我流100年プリンシプル② 幸福のスコープ
第1回はどんなに世の中の変化のスピードが激しくとも超長期視点にたったビジョンを持ちましょうという話でした。今回は「超長期視点=かなり先の未来」を考える上での普遍的な価値について考えてみたいと思います。
人類にとっての究極の目的とはなんだろうというちょっと大げさなテーマです。
何故こんなことを考えるようになったかは隣国ロシアのウクライナ侵攻を見てしまったからに他なりません。
国境は軍事力で侵してはならず、国家主権は尊重されるべきという最も基本的な国際法が大国の一方的な主張のみで強行され、誰も押さえることが出来ない現実を目の前に何をすべきか、平和主義を唱えるだけではその実現は甘くないと痛感しました。
フィンランドやスウェーデンが長年貫いてきた中立を捨てNATO加盟を直ちに申請したことからもその衝撃の大きさを窺えます。
さて、人類にとっての究極の目的とは?といえば、「幸福の永続」に他ならないと思います。では一体幸福とは何か?私の周りでは好きな仕事ができればそれだけで幸せと答える人もいます。
大好きな音楽評論家湯川れいこさんによれば、会いたい人に会える、行きたいところにいける、嬉しいと思える、選ぶことができる、美味しいものが食べられる、幸せの「あいうえお」、一見身勝手に思えますが深く広がりがある幸福論です。

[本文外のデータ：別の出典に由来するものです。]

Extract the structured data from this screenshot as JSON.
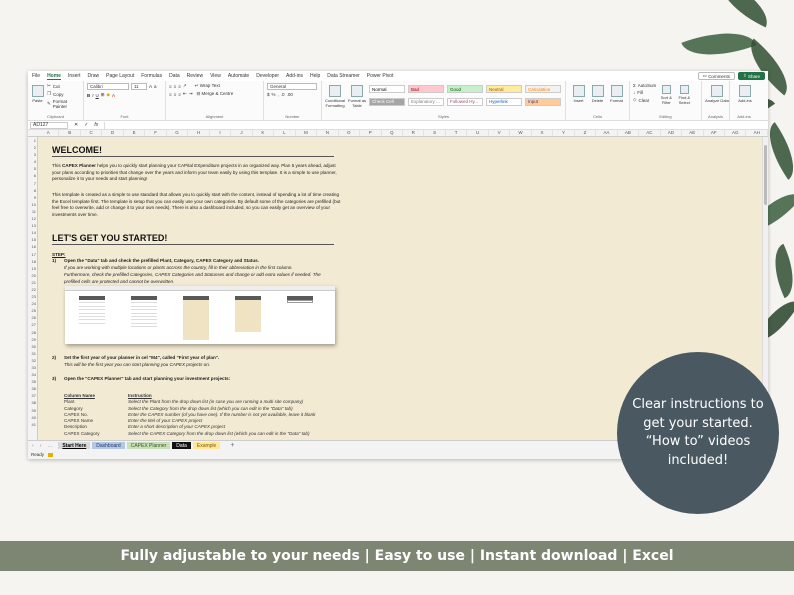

経営の神様と呼ばれた松下幸之助氏はかつて塾生から幸せとは何かと問われ、「君は寝る所はあるのか。食べるものに困っていないか。そうでなければ幸せじゃないか」と答えられたそうです。人の幸せは時代や環境によって左右されるのはもちろんまさに人によって千差万別です。
さて、それでは人類全体にとっての幸せとは何でしょうか?
実はこのテーマについてあまり語られていない気がします。
オリンピックの開会式や戦争記念日に語られる多くのスピーチは「世界平和と国の発展」ですが、漠然としています。
もともと「幸せ」は本人、夫婦、親子、家族、友人、仲間で主体的に感じるものであって、人類全体での幸せについて普段考えることはほとんどなく、正直恥ずかしいことに深く考えたことがありません。
P.コトラー教授による最新本マーケティング5.0ですら「人間のため」はあっても「人類のため」という発想はまだ見られません。幸せの最大単位は国家、人類全体となるとWHOのような国際機関がせいぜい部分的に考えているだけです。
確かに「幸せ」とはそもそも個人のレイヤーが出発点となるほうがむしろ健全なのかもしれません。個のためでなく、会社のため、国のためが行き過ぎると人権や個の尊厳がないがしろにされて権威主義や軍国主義に陥ることは歴史が示しています。
一方で個人の自由や権利が行き過ぎて自分の幸せがあくまでも第一、人類が幸せになることなんか自分にとって意味がない、もしくは自分の幸せを妨害することにひたすら反対する人たちもいます。多くの社会問題がなかなか解決しない源にあるのは自分(自分たち)中心の利己的な考え方です。
人類の視点から見ると戦争や紛争、放射能、病原体等の拡散は人類法としての破滅行為と考えるべき時が来たと感じます。
では、個人のレイヤーから人類というレイヤーまで幸せの糸をどうやって結ぶのか、一つのヒントは「人の幸せは他者の幸せと関係している」ところにあると思っています。
はっきり言えば、人間は一人きりでは幸せになれない、周りが不幸であれば幸せになれない、と言うことです。
どこまで実感できるか、もしくは自分事にできるか、人間のDNAに太古から組み込まれてきた仲間を助け、集団で協力して、子孫を残すといった本能をどうやったら再び蘇生できるのでしょうか。
ウェルビーイングを最大の共通目的とおいて、個体としての命への共感を持つことは人類が幸せに生きていく必須の考え方であり、こうした考えを持てないようであればいつまでたっても人類は幸せになれない気がします。
かつて京都大学の山中教授が京都賞を受賞されたとき、賞の創設者であった稲盛和夫氏は「人類に対する貢献という観点から選考した」と述べたそうです。
「世界全体幸福にならないうちは個人の幸福はあり得ない。・・・新たな時代は世界が一の意識になり生物となる方向にある。正しく強く生きるとは銀河系を自らの中に意識してこれに応じていくことである」とは宮沢賢治がかつて農民芸術概論綱要の序論で書き記した言葉です。
今から100年以上も前にこういう日本人がいたことはまさに誇りです。